La conmoción se reflejó en el rostro de Ian mientras su voz sonaba ronca. «¿Cómo se ha ido todo al traste así? Después de todo por lo que hemos luchado, todo lo que hemos esperado, todo lo que hemos sacrificado… Estábamos a un paso del éxito».
Sin previo aviso, Zachary se abalanzó hacia delante y agarró a Ian por el cuello, tirando de él hacia sí mientras la furia le deformaba los rasgos. «Echa un buen vistazo al desastre que has montado.

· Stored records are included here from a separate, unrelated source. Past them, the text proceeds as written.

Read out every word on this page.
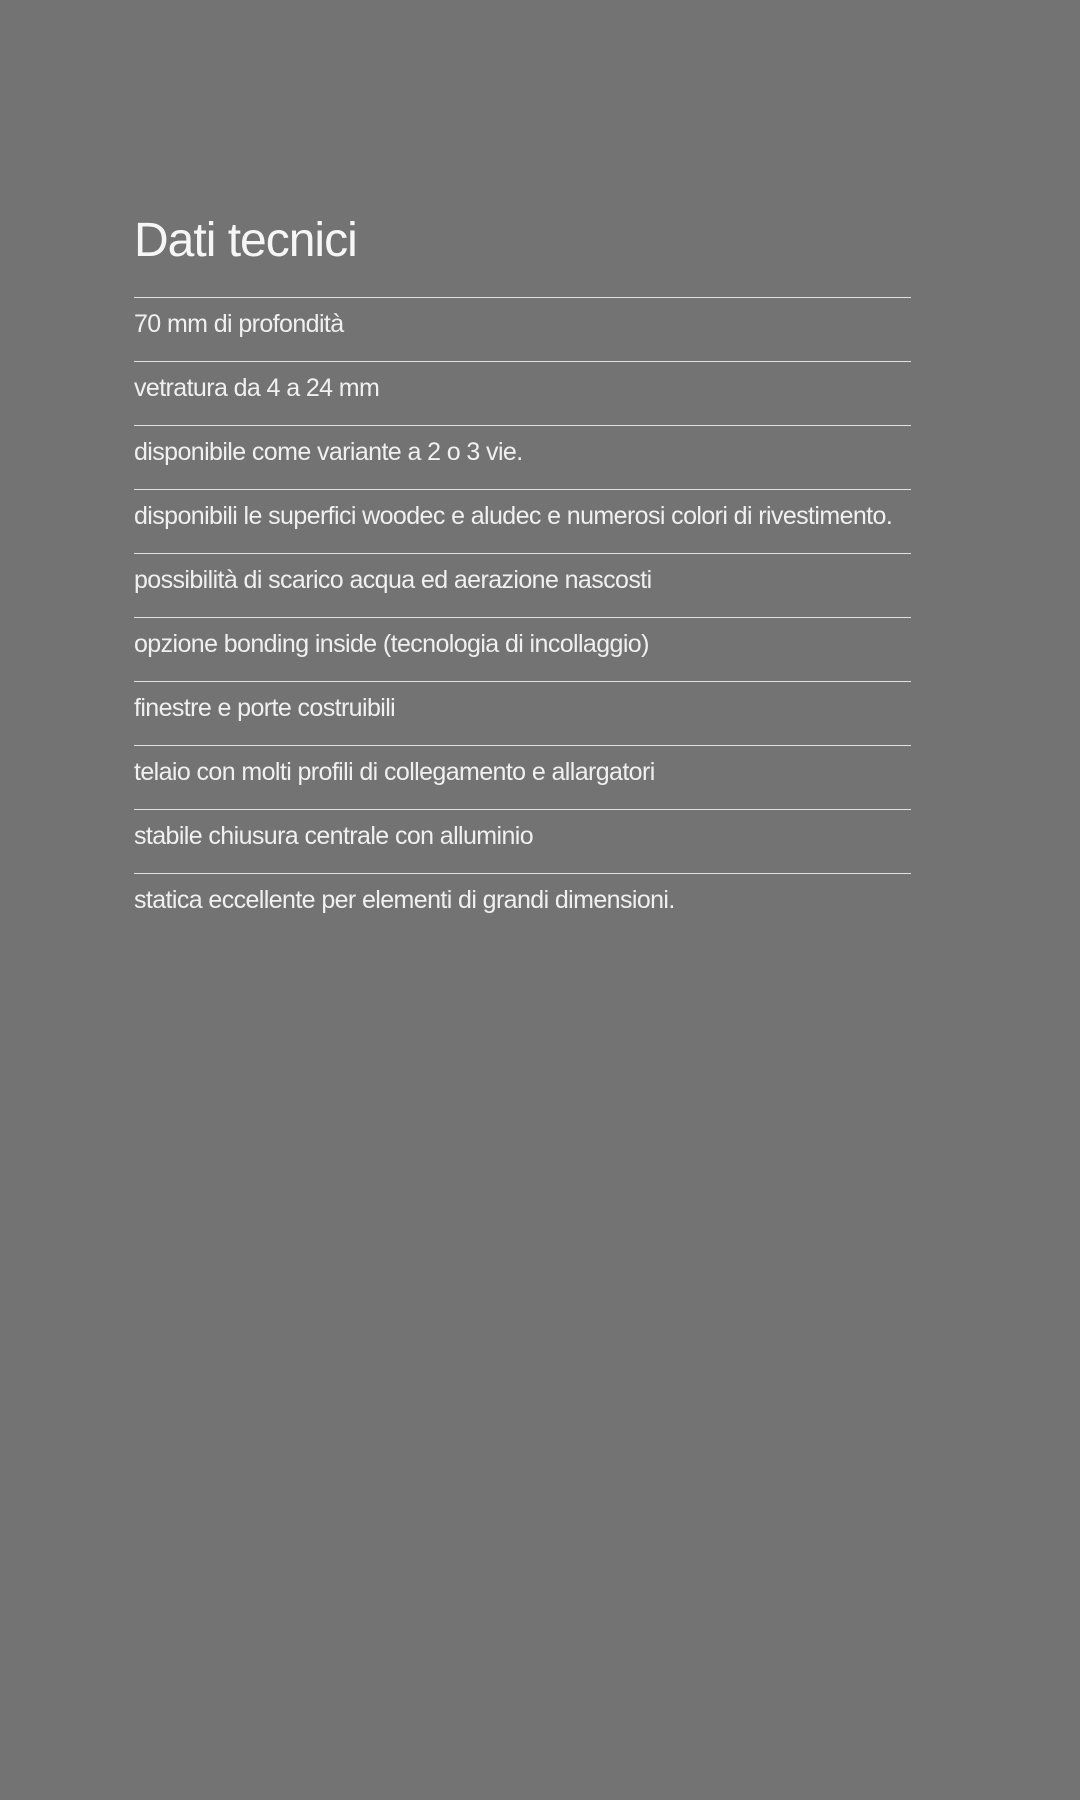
Dati tecnici
70 mm di profondità
vetratura da 4 a 24 mm
disponibile come variante a 2 o 3 vie.
disponibili le superfici woodec e aludec e numerosi colori di rivestimento.
possibilità di scarico acqua ed aerazione nascosti
opzione bonding inside (tecnologia di incollaggio)
finestre e porte costruibili
telaio con molti profili di collegamento e allargatori
stabile chiusura centrale con alluminio
statica eccellente per elementi di grandi dimensioni.
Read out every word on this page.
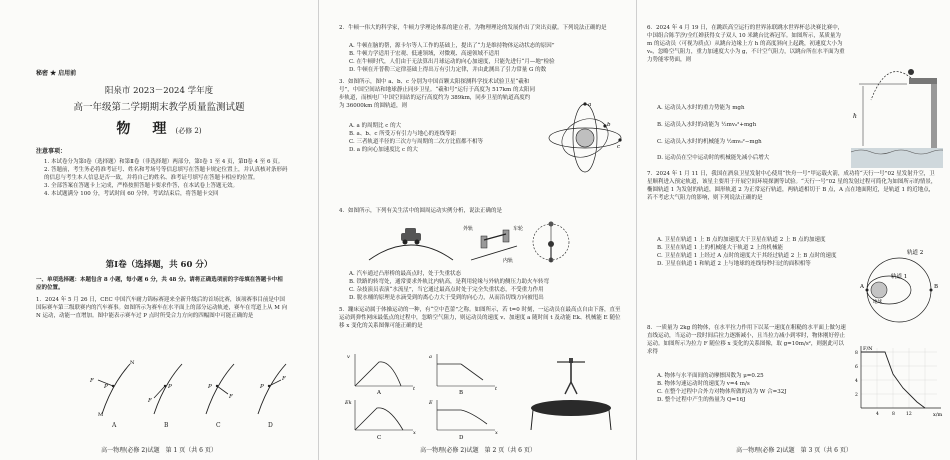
秘密 ★ 启用前
阳泉市 2023－2024 学年度
高一年级第二学期期末教学质量监测试题
物　理 (必修 2)
注意事项：
1. 本试卷分为第Ⅰ卷（选择题）和第Ⅱ卷（非选择题）两部分，第Ⅰ卷 1 至 4 页，第Ⅱ卷 4 至 6 页。
2. 答题前，考生务必将准考证号、姓名和考场号等信息填写在答题卡规定位置上，并认真核对条形码的信息与考生本人信息是否一致，并将自己的姓名、准考证号填写在答题卡相应的位置。
3. 全部答案在答题卡上完成，严格按照答题卡要求作答，在本试卷上答题无效。
4. 本试题满分 100 分，考试时间 60 分钟。考试结束后，将答题卡交回
第Ⅰ卷（选择题，共 60 分）
一、单项选择题：本题包含 8 小题，每小题 6 分，共 48 分。请将正确选项前的字母填在答题卡中相应的位置。
1．2024 年 5 月 26 日，CEC 中国汽车耐力锦标赛迎来全新升级后的首场比赛，该项赛事目前是中国国际赛车第三级联赛内的汽车赛事。如图所示为赛车在水平面上的部分运动轨迹，赛车在弯道上从 M 向 N 运动，动能一直增加。图中能表示赛车过 P 点时所受合力方向的四幅图中可能正确的是
F
P
M
N
F
P
F
P
F
P
A	B	C	D
高一物理(必修 2)试题　第 1 页（共 6 页）
2．牛顿一伟大的科学家，牛顿力学理论体系的建立者，为物理理论的发展作出了突出贡献。下列说法正确的是
A. 牛顿在脑的帮，源卡尔等人工作的基础上，提出了“力是维持物体运动状态的原因”
B. 牛顿力学适用于宏观、低速领域，对微观、高速领域不适用
C. 在牛顿时代，人们由于无法算出月球运动的向心加速度，只能先进行“月—地”检验
D. 牛顿在开普勒三定律基础上得出万有引力定律，并由此测出了引力常量 G 的数
3．如图所示，图中 a、b、c 分别为中国首颗太阳探测科学技术试验卫星“羲和号”，中国空间站和地球静止同步卫星。“羲和号”运行于高度为 517km 的太阳同步轨道，而核电厂中国空间站的运行高度约为 389km，同步卫星的轨道高度约为 36000km 的圆轨道，则	a
b
c
A. a 的周期比 c 的大
B. a、b、c 所受万有引力与地心的连线等距
C. 三者轨道半径的三次方与周期的二次方比值都不相等
D. a 的向心加速度比 c 的大
4．如图所示，下列有关生活中的圆周运动实例分析，说法正确的是
外轨	车轮
内轨
A. 汽车通过凸形桥的最高点时，处于失重状态
B. 铁路的转弯处，通常要求外轨比内轨高，是利用轮缘与外轨的侧压力助火车转弯
C. 杂技演员表演“水流星”，当它通过最高点时处于完全失重状态，不受重力作用
D. 脱水桶的原理是水滴受到的离心力大于受到的向心力，从而沿切线方向被甩出
5．蹦床运动属于体操运动的一种，有“空中芭蕾”之称。如图所示，若 t=0 时刻，一运动员在最高点自由下落，直至运动到弹性网床最低点的过程中，忽略空气阻力，则运动员的速度 v、加速度 a 随时间 t 及动能 Ek、机械能 E 随位移 x 变化的关系图像可能正确的是
v
t
A
a
t
B
Ek
x
C
E
x
D
高一物理(必修 2)试题　第 2 页（共 6 页）
6．2024 年 4 月 19 日，在跳跃高空运行的世界泳联跳水世界杯总决赛比赛中，中国组合陈芋汐/全红婵获得女子双人 10 米跳台比赛冠军。如图所示，某质量为 m 的运动员（可视为质点）从跳台边缘上方 h 的高度斜向上起跳，初速度大小为 v₀，忽略空气阻力，重力加速度大小为 g，不计空气阻力，以跳台所在水平面为重力势能零势面，则
h
A. 运动员入水时的重力势能为 mgh
B. 运动员入水时的动能为 ½mv₀²+mgh
C. 运动员入水时的机械能为 ½mv₀²−mgh
D. 运动员在空中运动时的机械能先减小后增大
7．2024 年 1 月 11 日，我国在酒泉卫星发射中心使用“快舟一号”甲运载火箭，成功将“天行一号”02 星发射升空，卫星顺利进入预定轨道，该星主要用于开展空间环境探测等试验。“天行一号”02 星的发射过程可简化为如图所示的情景，椭圆轨道 1 为发射的轨道，圆形轨道 2 为正常运行轨道，两轨道相切于 B 点，A 点在地面附近，是轨道 1 的近地点，若不考虑大气阻力的影响，则下列说法正确的是
A. 卫星在轨道 1 上 B 点的加速度大于卫星在轨道 2 上 B 点的加速度
B. 卫星在轨道 1 上的机械能大于轨道 2 上的机械能
C. 卫星在轨道 1 上经过 A 点时的速度大于其经过轨道 2 上 B 点时的速度
D. 卫星在轨道 1 和轨道 2 上与地球的连线每秒扫过的面积相等
轨道 2
轨道 1
地球
A	B
8．一质量为 2kg 的物体，在水平拉力作用下以某一速度在粗糙的水平面上做匀速直线运动，当运动一段时间后拉力逐渐减小，且当拉力减小到零时，物体刚好停止运动。如图所示为拉力 F 随位移 x 变化的关系图像，取 g=10m/s²，则据此可以求得
A. 物体与水平面间的动摩擦因数为 μ=0.25
B. 物体匀速运动时的速度为 v=4 m/s
C. 在整个过程中合外力对物体所做的功为 W 合=32J
D. 整个过程中产生的热量为 Q=16J
F/N
x/m
8
6
4
2
4	8 12
高一物理(必修 2)试题　第 3 页（共 6 页）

Si hubieras aceptado trabajar conmigo desde el principio, nada de esto habría pasado».
«Apártate».
Con un fuerte empujón, Ian lo hizo retroceder, mirando con ira hacia el rascacielos de donde había procedido el disparo. «No somos solo tú y yo; hay un tercer grupo aquí esta noche. Vamos a encontrarlos, y me aseguraré de que lo paguen».
Una sombra cruzó la mirada de Zachary mientras asentía a sus hombres, y ambos grupos echaron a correr hacia el edificio.
Una vibración repentina rompió la tensión cuando el móvil de Ian empezó a vibrar. Contestó sin dudar, pegándose el teléfono a la oreja mientras la voz urgente de su asistente se colaba por la línea. «Señor Gibson, un grupo desconocido ha secuestrado a Ellie… ¡No hemos podido detenerlos! No hemos podido recuperarla».